Nigeria commits to UN water treaty
Africa’s most populous country has taken a significant step towards ensuring the sustainable management of its cross-border waters with a milestone commitment to join and implement a United Nations treaty known as the Water Convention.
This commitment, guided by a road map, will be the key outcome of the ongoing National Workshop on the Convention on the Protection and Use of Transboundary Watercourses and International Lakes.
“As the most populous country in Africa where the majority of our over 206 million people depend on water that we share with neighbouring countries, Nigeria attaches significant importance to transboundary water cooperation,” said Suleiman Adamu, minister of Water Resources in a statement.
Adamu stated that the Nigerian government would commit to a road map for its accession to future implementation of the United Nations Water Convention, while encouraging all nations with which it shares water resources to accede to the treaty and ensure its full implementation.
“This offers a crucial means for us to work together to strengthen the foundations for peace, stability and sustainable development in the Lake Chad and Niger basins, for the mutual benefit of our populations and natural environment.”
Nigeria shares at least one transboundary water body with its neighbouring states.

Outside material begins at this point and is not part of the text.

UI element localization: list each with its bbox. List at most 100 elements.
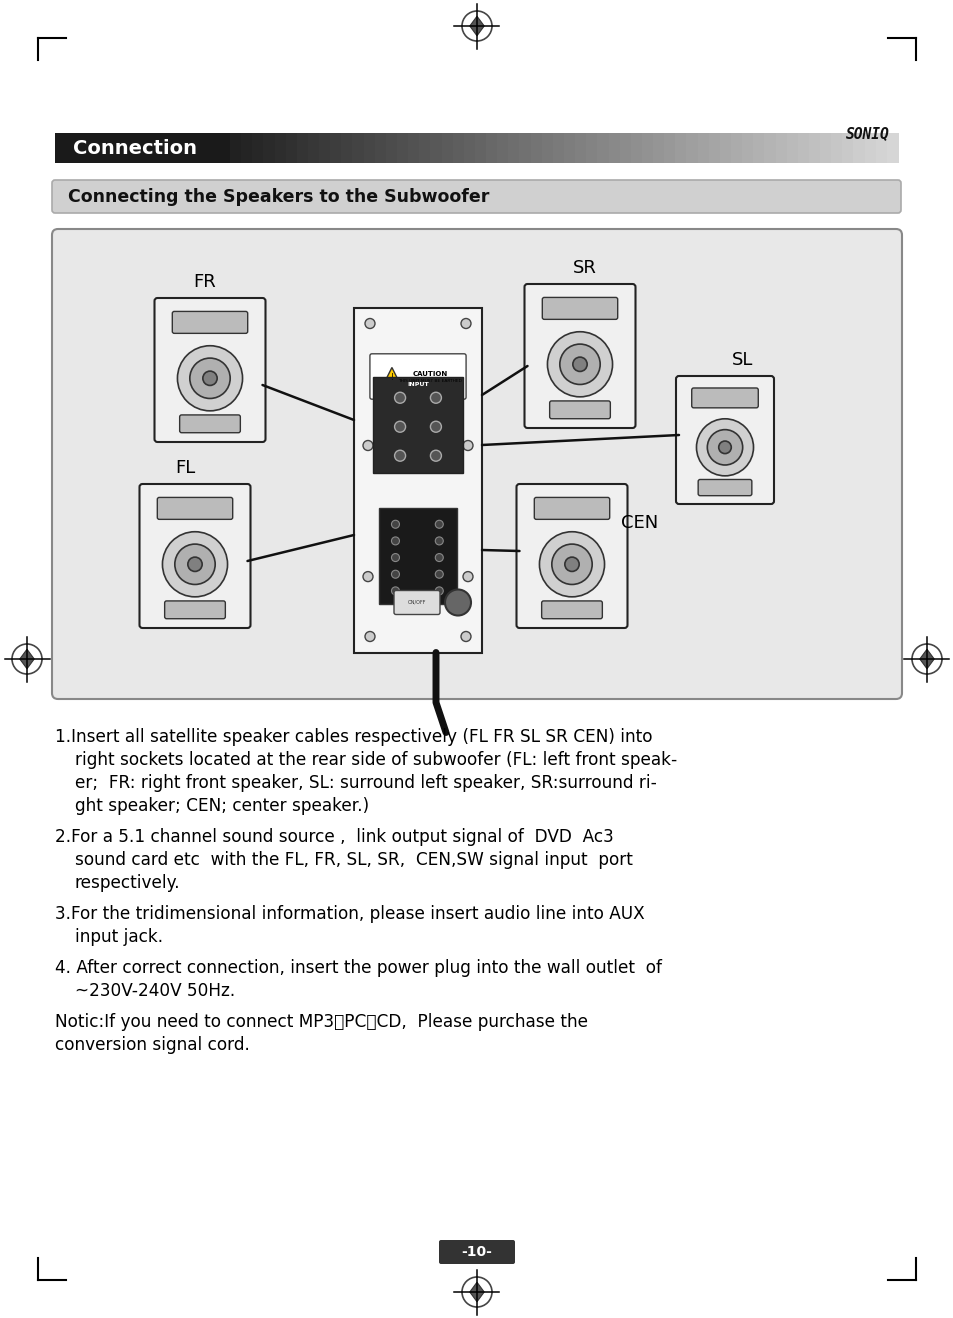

The Lake Chad Basin is the largest inland drainage area in Africa and covers an area of 2,434,000 km2, equal to 8percent of the total area of the African continent.
The basin extends through Algeria, Cameroon, Niger, Nigeria, Central Africa Republic, Chad, and Sudan. In Nigeria, the basin drains about 20percent of the country.
Damming, over extraction, climate change, and drought are contributing to the rapid depletion of Lake Chad, which has decreased in size by 90percent over the last 60 years. It has led to significant unemployment and insecurity challenges in the region.
Nigeria is also home to about 80percent of the 100 million people residing in the basin of the Niger river, which crosses Algeria, Benin, Burkina Faso, Cameroon, Cote d’Ivoire, Guinea, Mali, Niger, Nigeria and Chad before emptying through the Gulf Guinea into the Atlantic Ocean.
“With these shared waters increasingly threatened by water scarcity linked to climate change, pollution, and rising demands on their use, transboundary water cooperation is crucial for peace, conflict prevention, sustainable development and human well-being,” the Sonja Koeppel, secretary of the Water Convention.
“This is particularly relevant in regions such as the Lake Chad and Niger basin where water is closely related to security, livelihoods and regional stability. As an effective global legal and intergovernmental framework and platform for cooperation and sustainable management of shared waters, including ground waters, the Water Convention helps countries to address key challenges”, Koeppel stressed.
Catalyzing strong momentum for Africa’s water cooperation
Nigeria’s accession would help consolidate the fast-building momentum for water cooperation in Africa and, given its role as the largest economy in Africa and position in key shared basins, prove a catalyst for more countries to join and reap the benefits of implementing the Water Convention.
Chad, Senegal, Ghana, Guinea-Bissau and Togo have joined the Convention since 2018 following its opening to accession by all UN member states. Cameroon is on the cusp of becoming a party, following the President’s signature on accession earlier this month.
More than 15 countries are in the process of joining, most of which are in Africa. Nigeria’s accession could be particularly crucial as, together with Cameroon, it would help reach a critical mass of Water Convention Parties in the region that share the same water resources.
Current water challenges in Nigeria are due to the rapidly increasing demand as a result of rapid population growth rate, increased urbanization, irrigation farming and industrialization.
These challenges have been exacerbated by persistent drought and have resulted in greater dependence on groundwater resources. Nigeria also experiences perennial flooding, which can have multi-billion dollar consequences. Effective transboundary cooperation can help address these challenges. In this regard, Nigeria has signed several transboundary agreements over its shared water resources. Notably, Nigeria is party to the Lake Chad Basin Commission and the Niger Basin Authority.